Prep 20 mins
Cook 15 mins
Way to make a lot out of ramen noodles
- 2 (3 ounce) packages ramen noodles
- 2 tablespoons vegetable oil
- 1 teaspoon minced gingerroot
- 2 teaspoons minced garlic
- 1 small onion, minced
- 2 carrots, thinly sliced
- 3 celery ribs, thickly sliced
- 8 ounces shiitake mushrooms, wiped, cleaned, trimmed, and sliced
- 1 boneless skinless chicken breast, cut into 1 inch pieces
- 1 1⁄2 cups broccoli florets
- 2 tablespoons szechuan stir-fry sauce, add another tbsp for more flavor
- 1 teaspoon chili paste, cut in half for less spice
- 1 teaspoon minced fresh cilantro
- Following directions on package, cook the noodles and drain, reserving 1/2 cup cooking liquid.
- Meanwhile, prepare stir fry: In a wok or large skillet set over moderately high heat, warm the oil until it is hot, add the gingerroot and garlic and stir-fry 30 seconds. Add onion, carrots, and celery, and stir-fry 2 minutes. Add mushrooms and stir-fry 3 minutes more. Add chicken and broccoli and stir-fry until chicken is no longer pink.
- Add seasonings from the ramen packages along with the Szechuan sauce and stir-fry 1 minute. Add the reserved 1/2 cup cooking liquid and let simmer, stirring occasionally until chicken is thoroughly cooked. Add the noodles to the pan and cook, stirring just until heated through. Season with the chili paste and cilantro.

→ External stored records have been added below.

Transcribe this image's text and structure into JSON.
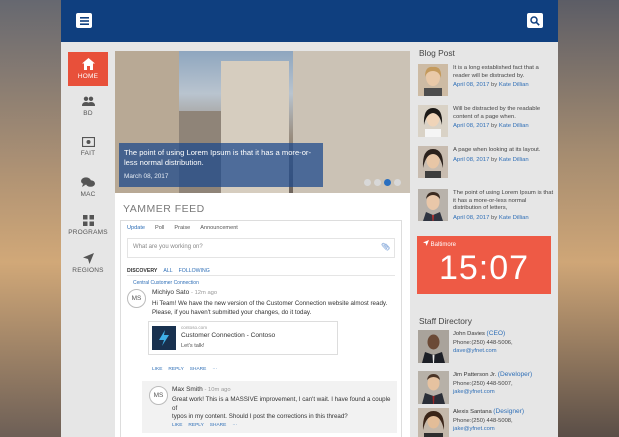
{
  "nav": [
    {
      "label": "HOME",
      "icon": "home-icon"
    },
    {
      "label": "BD",
      "icon": "users-icon"
    },
    {
      "label": "FAIT",
      "icon": "money-icon"
    },
    {
      "label": "MAC",
      "icon": "chat-icon"
    },
    {
      "label": "PROGRAMS",
      "icon": "grid-icon"
    },
    {
      "label": "REGIONS",
      "icon": "location-arrow-icon"
    }
  ],
  "hero": {
    "caption": "The point of using Lorem Ipsum is that it has a more-or-less normal distribution.",
    "date": "March 08, 2017"
  },
  "yammer": {
    "title": "YAMMER FEED",
    "tabs": [
      "Update",
      "Poll",
      "Praise",
      "Announcement"
    ],
    "compose_placeholder": "What are you working on?",
    "filters": [
      "DISCOVERY",
      "ALL",
      "FOLLOWING"
    ],
    "group": "Central Customer Connection",
    "post": {
      "initials": "MS",
      "author": "Michiyo Sato",
      "time": "- 12m ago",
      "line1": "Hi Team! We have the new version of the Customer Connection website almost ready.",
      "line2": "Please, if you haven't submitted your changes, do it today.",
      "card_site": "contoso.com",
      "card_title": "Customer Connection - Contoso",
      "card_desc": "Let's talk!",
      "actions": [
        "LIKE",
        "REPLY",
        "SHARE",
        "···"
      ]
    },
    "reply": {
      "initials": "MS",
      "author": "Max Smith",
      "time": "- 10m ago",
      "line1": "Great work! This is a MASSIVE improvement, I can't wait. I have found a couple of",
      "line2": "typos in my content. Should I post the corrections in this thread?",
      "actions": [
        "LIKE",
        "REPLY",
        "SHARE",
        "···"
      ]
    }
  },
  "blog": {
    "title": "Blog Post",
    "by": "by",
    "items": [
      {
        "text": "It is a long established fact that a reader will be distracted by.",
        "date": "April 08, 2017",
        "author": "Kate Dillian"
      },
      {
        "text": "Will be distracted by the readable content of a page when.",
        "date": "April 08, 2017",
        "author": "Kate Dillian"
      },
      {
        "text": "A page when looking at its layout.",
        "date": "April 08, 2017",
        "author": "Kate Dillian"
      },
      {
        "text": "The point of using Lorem Ipsum is that it has a more-or-less normal distribution of letters,",
        "date": "April 08, 2017",
        "author": "Kate Dillian"
      }
    ]
  },
  "clock": {
    "city": "Baltimore",
    "time": "15:07"
  },
  "staff": {
    "title": "Staff Directory",
    "items": [
      {
        "name": "John Davies",
        "role": "(CEO)",
        "phone": "Phone:(250) 448-5006,",
        "email": "dave@yfnet.com"
      },
      {
        "name": "Jim Patterson Jr.",
        "role": "(Developer)",
        "phone": "Phone:(250) 448-5007,",
        "email": "jake@yfnet.com"
      },
      {
        "name": "Alexis Santana",
        "role": "(Designer)",
        "phone": "Phone:(250) 448-5008,",
        "email": "jake@yfnet.com"
      }
    ]
  },
  "colors": {
    "topbar": "#0f3f7f",
    "accent": "#e8503a",
    "clock": "#ee5a45",
    "link": "#2f6fb7"
  }
}
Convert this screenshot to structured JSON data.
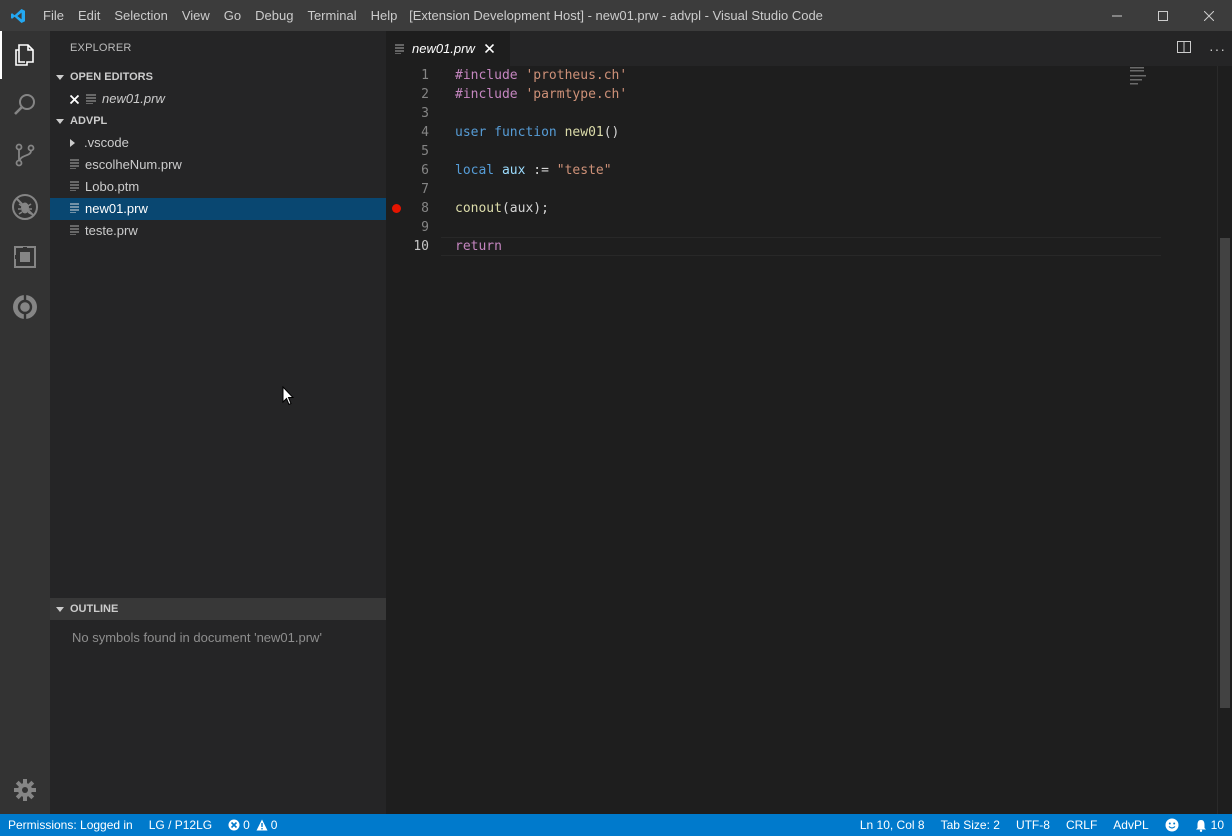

Well I got to say this was very good and easy to make! My daughters loved it! I did not use mushrooms just because I did not have them. Still turned out great MeliBug, thank you!
Made for Photo Tag. Delicious!! We love stir-fries...clear instructions. I used button mushrooms in place of shitake because thats what I had on hand.